New Fayette Commissioner Gibbons seeks team approach

Fayette County Commissioners Edward “Edge” Gibbons (L) was sworn in Jan. 10 by Fayette County Probate Judge Ann Jackson. Photo/Ben Nelms.
Fayette County Commissioners Edward “Edge” Gibbons (L) was sworn in Jan. 10 by Fayette County Probate Judge Ann Jackson. Photo/Ben Nelms.

Retired colonel and aerospace manager Edward “Edge” Gibbons was sworn-in at the Jan. 10 meeting of the Fayette County Commission to serve as the District 3 commissioner.

Gibbons without a runoff election defeated former Peachtree City mayor Don Haddix and former Peachtree City Councilman Eric Imker after Commissioner Steve Brown declined to run for re-election.

Gibbons prior to his first commission meeting commented on what he sees as his role now that he is beginning his term on the board.

“From my standpoint, what I intend to do to is act professionally. I’m not there to make a name for myself or attract publicity to myself. I’m there to do a job on behalf of the citizens of Fayette County,” said Gibbons.

The commission in recent years has been known, in part, for the divisiveness on the board that often permeates significant portions of meetings.

Asked where he sees himself when it comes to the conduct, discussion and decision-making of a meeting, Gibbons said, “We are conducting business in public per Georgia law. That means that we don’t make decisions until we get into the actual board meeting itself. We have to keep an open mind. And what we should all do is explain briefly why we voted the way we did. That is the extent of the comments I think I’ll be making. That’s how I intend to comport myself in a board meeting. I think that, from what I’ve seen, the board members currently sitting usually perform the same way. They explain their vote to the public and their vote is cast. I think that’s going to eliminate a lot of the divisiveness.”

Outside commission meetings, Gibbons said he is willing, at any time, to sit one-on-one or on the phone with citizens who have questions or concerns.

“I’ll listen for as long as they want to talk on an individual basis,” he said.

Gibbons said the bottom line is simple.

“I just want to do a good job for the citizens of the county. I want to be accessible to the citizens of the county. And I want to listen, learn and lead,” Gibbons said.

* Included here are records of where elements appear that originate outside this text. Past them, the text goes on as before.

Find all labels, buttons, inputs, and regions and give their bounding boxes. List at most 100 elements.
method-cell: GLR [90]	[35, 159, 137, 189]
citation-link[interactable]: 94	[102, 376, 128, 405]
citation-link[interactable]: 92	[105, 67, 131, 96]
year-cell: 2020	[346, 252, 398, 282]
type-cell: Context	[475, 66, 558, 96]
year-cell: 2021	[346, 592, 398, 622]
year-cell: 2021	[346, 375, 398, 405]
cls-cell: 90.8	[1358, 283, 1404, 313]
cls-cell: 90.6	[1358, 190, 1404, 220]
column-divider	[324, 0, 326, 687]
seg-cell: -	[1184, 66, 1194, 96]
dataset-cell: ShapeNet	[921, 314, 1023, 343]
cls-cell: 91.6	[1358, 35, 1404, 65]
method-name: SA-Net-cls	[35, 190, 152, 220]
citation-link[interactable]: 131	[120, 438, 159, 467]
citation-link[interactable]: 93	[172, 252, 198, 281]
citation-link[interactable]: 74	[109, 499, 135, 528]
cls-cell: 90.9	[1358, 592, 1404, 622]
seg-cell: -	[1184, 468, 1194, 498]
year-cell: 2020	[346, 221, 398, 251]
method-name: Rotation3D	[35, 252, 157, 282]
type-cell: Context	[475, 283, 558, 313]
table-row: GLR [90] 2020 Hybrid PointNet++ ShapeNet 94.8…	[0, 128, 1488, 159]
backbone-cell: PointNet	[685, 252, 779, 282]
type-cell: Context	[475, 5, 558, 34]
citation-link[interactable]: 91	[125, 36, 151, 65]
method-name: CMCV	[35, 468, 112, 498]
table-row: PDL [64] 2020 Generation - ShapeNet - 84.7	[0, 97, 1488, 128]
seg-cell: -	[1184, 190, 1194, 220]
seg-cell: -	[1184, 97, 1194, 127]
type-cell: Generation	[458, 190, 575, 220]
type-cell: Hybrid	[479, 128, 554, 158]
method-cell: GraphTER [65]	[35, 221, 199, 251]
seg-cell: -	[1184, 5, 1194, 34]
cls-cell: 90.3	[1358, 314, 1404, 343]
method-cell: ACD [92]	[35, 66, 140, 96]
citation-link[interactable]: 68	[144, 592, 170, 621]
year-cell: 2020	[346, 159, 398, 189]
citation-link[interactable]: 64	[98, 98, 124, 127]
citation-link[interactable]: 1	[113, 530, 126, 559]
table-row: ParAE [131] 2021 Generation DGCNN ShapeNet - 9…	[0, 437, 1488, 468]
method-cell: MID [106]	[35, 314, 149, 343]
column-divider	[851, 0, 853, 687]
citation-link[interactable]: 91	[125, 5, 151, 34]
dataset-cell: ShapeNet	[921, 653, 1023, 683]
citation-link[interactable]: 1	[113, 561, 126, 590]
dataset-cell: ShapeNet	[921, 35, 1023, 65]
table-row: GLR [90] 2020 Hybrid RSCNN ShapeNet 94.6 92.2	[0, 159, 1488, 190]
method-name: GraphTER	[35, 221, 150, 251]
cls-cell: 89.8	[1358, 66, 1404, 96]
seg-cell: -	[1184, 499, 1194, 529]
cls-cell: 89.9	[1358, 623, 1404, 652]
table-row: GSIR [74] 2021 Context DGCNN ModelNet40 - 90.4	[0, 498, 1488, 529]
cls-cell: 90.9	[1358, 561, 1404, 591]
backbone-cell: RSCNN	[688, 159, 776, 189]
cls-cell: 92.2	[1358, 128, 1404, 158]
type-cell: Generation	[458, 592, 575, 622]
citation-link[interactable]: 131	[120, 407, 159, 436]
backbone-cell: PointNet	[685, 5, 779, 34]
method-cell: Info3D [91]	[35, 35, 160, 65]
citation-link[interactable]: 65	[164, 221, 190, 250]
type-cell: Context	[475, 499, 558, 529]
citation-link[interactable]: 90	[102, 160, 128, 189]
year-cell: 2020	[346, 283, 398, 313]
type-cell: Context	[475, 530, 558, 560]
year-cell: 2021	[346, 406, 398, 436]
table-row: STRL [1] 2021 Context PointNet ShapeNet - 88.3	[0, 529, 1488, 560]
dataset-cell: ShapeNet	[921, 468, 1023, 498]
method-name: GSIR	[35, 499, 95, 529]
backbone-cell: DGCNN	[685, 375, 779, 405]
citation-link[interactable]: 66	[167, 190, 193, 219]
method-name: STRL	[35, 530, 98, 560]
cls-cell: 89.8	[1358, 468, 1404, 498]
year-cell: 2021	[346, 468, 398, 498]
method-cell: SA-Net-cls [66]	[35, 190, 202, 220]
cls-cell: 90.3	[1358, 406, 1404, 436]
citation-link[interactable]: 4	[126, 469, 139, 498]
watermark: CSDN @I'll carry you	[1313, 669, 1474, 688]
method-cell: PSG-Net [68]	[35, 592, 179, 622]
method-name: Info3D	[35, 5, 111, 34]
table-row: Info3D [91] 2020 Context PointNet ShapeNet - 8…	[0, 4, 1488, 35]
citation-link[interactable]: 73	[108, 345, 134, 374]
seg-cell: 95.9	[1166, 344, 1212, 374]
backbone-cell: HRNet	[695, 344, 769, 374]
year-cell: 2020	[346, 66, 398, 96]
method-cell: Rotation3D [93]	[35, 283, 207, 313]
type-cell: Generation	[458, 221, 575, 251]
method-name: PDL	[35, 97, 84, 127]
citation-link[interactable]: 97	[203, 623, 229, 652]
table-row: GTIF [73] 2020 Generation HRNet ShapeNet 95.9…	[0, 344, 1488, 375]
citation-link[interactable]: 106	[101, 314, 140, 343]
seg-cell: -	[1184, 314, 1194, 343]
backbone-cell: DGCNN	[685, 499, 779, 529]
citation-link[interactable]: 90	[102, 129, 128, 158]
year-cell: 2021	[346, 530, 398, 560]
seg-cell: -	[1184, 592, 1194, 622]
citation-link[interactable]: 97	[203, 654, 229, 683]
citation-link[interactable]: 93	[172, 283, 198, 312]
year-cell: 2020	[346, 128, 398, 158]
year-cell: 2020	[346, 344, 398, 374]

Pertaining to the recent issue of the religious freedom resolution adopted by the commission prior to his term of office and forwarded to the local legislative delegation, Gibbons said he would have supported the resolution.

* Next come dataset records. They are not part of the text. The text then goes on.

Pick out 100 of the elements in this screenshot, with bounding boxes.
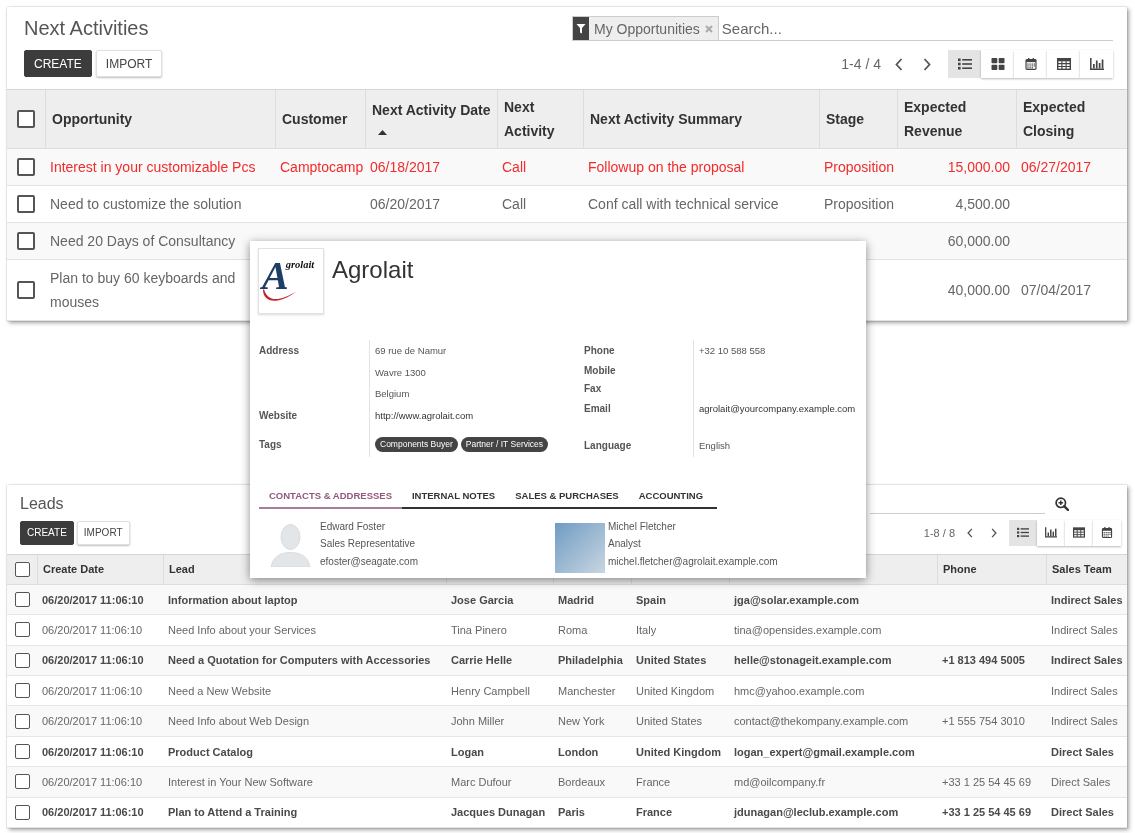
column-header[interactable]: Sales Team <box>1052 563 1112 576</box>
table-cell: Interest in your customizable Pcs <box>50 159 256 175</box>
table-cell: Need to customize the solution <box>50 196 242 212</box>
contact-email[interactable]: michel.fletcher@agrolait.example.com <box>608 552 778 570</box>
column-header[interactable]: Next Activity Summary <box>583 90 819 148</box>
checkbox[interactable] <box>15 683 30 699</box>
checkbox[interactable] <box>15 804 30 820</box>
view-switch-button[interactable] <box>1037 519 1065 546</box>
calendar-icon <box>1101 527 1113 539</box>
table-row[interactable]: 06/20/2017 11:06:10 Plan to Attend a Training Jacques Dunagan Paris France jdunagan@leclub.example.com +33 1 25 54 45 69 Direct Sales <box>7 797 1127 828</box>
checkbox[interactable] <box>15 652 30 668</box>
checkbox[interactable] <box>15 622 30 638</box>
table-cell: 06/18/2017 <box>370 159 441 175</box>
tab[interactable]: INTERNAL NOTES <box>402 484 506 509</box>
table-cell-text: United Kingdom <box>635 683 716 699</box>
chevron-left-icon[interactable] <box>895 57 903 71</box>
chevron-right-icon[interactable] <box>991 527 997 538</box>
checkbox[interactable] <box>15 713 30 729</box>
table-cell-text: contact@thekompany.example.com <box>733 714 910 730</box>
column-header[interactable]: Phone <box>943 563 977 576</box>
table-row[interactable]: Need to customize the solution 06/20/2017 Call Conf call with technical service Proposition 4,500.00 <box>7 186 1127 223</box>
table-row[interactable]: Interest in your customizable Pcs Camptocamp 06/18/2017 Call Followup on the proposal Proposition 15,000.00 06/27/2017 <box>7 149 1127 186</box>
primary-button[interactable]: CREATE <box>24 50 92 77</box>
checkbox[interactable] <box>17 158 35 176</box>
table-cell: Call <box>502 196 527 212</box>
column-header[interactable]: Next Activity Date <box>365 90 497 148</box>
checkbox[interactable] <box>17 195 35 213</box>
view-switch-button[interactable] <box>981 50 1014 78</box>
field-link[interactable]: http://www.agrolait.com <box>375 404 474 427</box>
tab[interactable]: SALES & PURCHASES <box>505 484 629 509</box>
checkbox[interactable] <box>17 110 35 128</box>
column-header[interactable]: Expected Closing <box>1016 90 1127 148</box>
column-header[interactable]: Customer <box>275 90 365 148</box>
view-switch-button[interactable] <box>1065 519 1093 546</box>
table-row[interactable]: 06/20/2017 11:06:10 Need a New Website Henry Campbell Manchester United Kingdom hmc@yahoo.example.com Indirect Sales <box>7 676 1127 707</box>
table-cell: Camptocamp <box>280 159 364 175</box>
table-cell-text: tina@opensides.example.com <box>733 622 883 638</box>
table-cell-text: 06/20/2017 11:06:10 <box>41 592 145 608</box>
table-cell-text: Need a Quotation for Computers with Accessories <box>167 653 432 669</box>
table-cell-text: 06/20/2017 11:06:10 <box>41 653 145 669</box>
table-icon <box>1073 527 1085 539</box>
table-cell-text: John Miller <box>450 714 506 730</box>
pager-value: 1-8 / 8 <box>923 526 955 539</box>
table-cell: Conf call with technical service <box>588 196 779 212</box>
field-label: Fax <box>584 382 602 396</box>
table-cell-text: United States <box>635 653 708 669</box>
view-switch-button[interactable] <box>1047 50 1080 78</box>
checkbox[interactable] <box>15 744 30 759</box>
grid-icon <box>990 58 1005 70</box>
table-cell-text: Paris <box>557 805 586 821</box>
page-title: Next Activities <box>24 16 149 40</box>
checkbox[interactable] <box>17 281 35 299</box>
primary-button[interactable]: CREATE <box>20 520 74 545</box>
field-link[interactable]: agrolait@yourcompany.example.com <box>699 398 856 420</box>
view-switch-button[interactable] <box>1009 519 1037 546</box>
column-header[interactable]: Lead <box>169 563 195 576</box>
view-switch-button[interactable] <box>1093 519 1121 546</box>
search-icon[interactable] <box>1055 496 1069 511</box>
field-label: Address <box>259 344 299 358</box>
chevron-right-icon[interactable] <box>923 57 931 71</box>
table-row[interactable]: 06/20/2017 11:06:10 Information about laptop Jose Garcia Madrid Spain jga@solar.example.com Indirect Sales <box>7 584 1127 616</box>
secondary-button[interactable]: IMPORT <box>95 50 163 77</box>
table-row[interactable]: 06/20/2017 11:06:10 Need a Quotation for Computers with Accessories Carrie Helle Philadelphia United States helle@stonageit.example.com +1 813 494 5005 Indirect Sales <box>7 645 1127 677</box>
table-cell-text: +33 1 25 54 45 69 <box>941 805 1032 821</box>
column-header[interactable]: Stage <box>819 90 897 148</box>
table-cell-text: Indirect Sales <box>1050 714 1119 730</box>
view-switch-button[interactable] <box>1014 50 1047 78</box>
checkbox[interactable] <box>15 592 30 608</box>
facet-label: My Opportunities <box>593 20 701 37</box>
search-field[interactable]: Search... <box>718 16 1113 41</box>
table-row[interactable]: 06/20/2017 11:06:10 Need Info about your Services Tina Pinero Roma Italy tina@opensides.example.com Indirect Sales <box>7 615 1127 646</box>
table-cell-text: Jose Garcia <box>450 592 515 608</box>
table-cell-text: 06/20/2017 11:06:10 <box>41 744 145 760</box>
checkbox[interactable] <box>15 774 30 790</box>
table-cell-text: Roma <box>557 622 589 638</box>
tag: Components Buyer <box>375 437 458 452</box>
checkbox[interactable] <box>15 561 30 577</box>
column-header[interactable]: Expected Revenue <box>897 90 1016 148</box>
table-cell-text: Marc Dufour <box>450 774 513 790</box>
table-row[interactable]: 06/20/2017 11:06:10 Need Info about Web Design John Miller New York United States contact@thekompany.example.com +1 555 754 3010 Indirect Sales <box>7 706 1127 737</box>
table-cell-text: 06/20/2017 11:06:10 <box>41 714 144 730</box>
table-cell-text: Logan <box>450 744 485 760</box>
chevron-left-icon[interactable] <box>967 527 973 538</box>
secondary-button[interactable]: IMPORT <box>76 520 130 545</box>
column-header[interactable]: Next Activity <box>497 90 583 148</box>
contact-email[interactable]: efoster@seagate.com <box>320 552 418 570</box>
tab[interactable]: CONTACTS & ADDRESSES <box>259 484 402 509</box>
view-switch-button[interactable] <box>1080 50 1113 78</box>
table-cell-text: Indirect Sales <box>1050 622 1119 638</box>
table-row[interactable]: 06/20/2017 11:06:10 Product Catalog Logan London United Kingdom logan_expert@gmail.example.com Direct Sales <box>7 736 1127 768</box>
tab[interactable]: ACCOUNTING <box>628 484 714 509</box>
column-header[interactable]: Create Date <box>43 563 105 576</box>
checkbox[interactable] <box>17 232 35 250</box>
table-cell-text: Plan to Attend a Training <box>167 805 299 821</box>
column-header[interactable]: Opportunity <box>45 90 275 148</box>
table-icon <box>1056 58 1071 70</box>
table-cell: Followup on the proposal <box>588 159 745 175</box>
view-switch-button[interactable] <box>948 50 981 78</box>
table-row[interactable]: 06/20/2017 11:06:10 Interest in Your New Software Marc Dufour Bordeaux France md@oilcompany.fr +33 1 25 54 45 69 Direct Sales <box>7 767 1127 798</box>
page-title: Leads <box>20 493 64 514</box>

“I would have voted with the board,” said Gibbons. “The legislation was not very well understood by many of the people that were (at the December commission meeting when the item was presented). My understanding is that the legislation is designed to prevent government from taking actions against citizens based on their religion, and it has absolutely nothing to do with business owners being allowed to discriminate against people based on their religion. Many people (at the commission meeting) were misinformed or had not read the legislation.”

Gibbons was also asked his perspective on the prior move that led to Fayette voters casting ballots for commissioners and school board members by district rather than at-large.

“I believe I probably would have supported it,” Gibbons said. ”Commissioners from counties of a similar size that I spoke to when I received commissioner training at the Carl Vinson Institute said they have district voting. So, yes, I probably would have supported it.”

Gibbons had previously stated his top three issues pertaining to the commission and its responsibilities. Comments on those issues were:

• “It is critical that we think strategically about our future. What kind of county do we intend for our children and grandchildren to live in 50 years from now? We face the challenge of being just south of Atlanta, the economic engine for the entire state. This proximity brings both opportunities as well as causes for concern, but it cannot be ignored. Taking advantage of this situation requires long-term solutions that acknowledge change is inevitable. How we manage that coming change, and the time frames we envisage as we do so, are important elements we must embrace.”

• “We must pursue economic development balanced against quality of life. Inviting industries that bring low-footprint and high return-on-investment business to the area (e.g. aerospace, technology, innovative energy solutions, etc.) is vital to provide Fayette’s citizens with services that are second to none while keeping taxes down. The Fayette County Development Authority works vigorously to attract these types of businesses to our community and it is in our best interest to work lock-step with them. Only intelligent and proactive thinking and planning will promote the environment necessary to grow without sacrificing our great quality of life.”

• “Our county and municipal governments must work together as a team. If we are to think and plan strategically, then we must ensure that we can resolve difficult, contentious issues – whether between the county and a city or between members of the commission – in such a way that our citizens perceive their elected officials working together in their best interests. One measure that industries use in choosing to relocate is how effectively and efficiently local governments function. Promoting a spirit of teamwork and mutual respect for the opinions of others is the first step in providing good government.”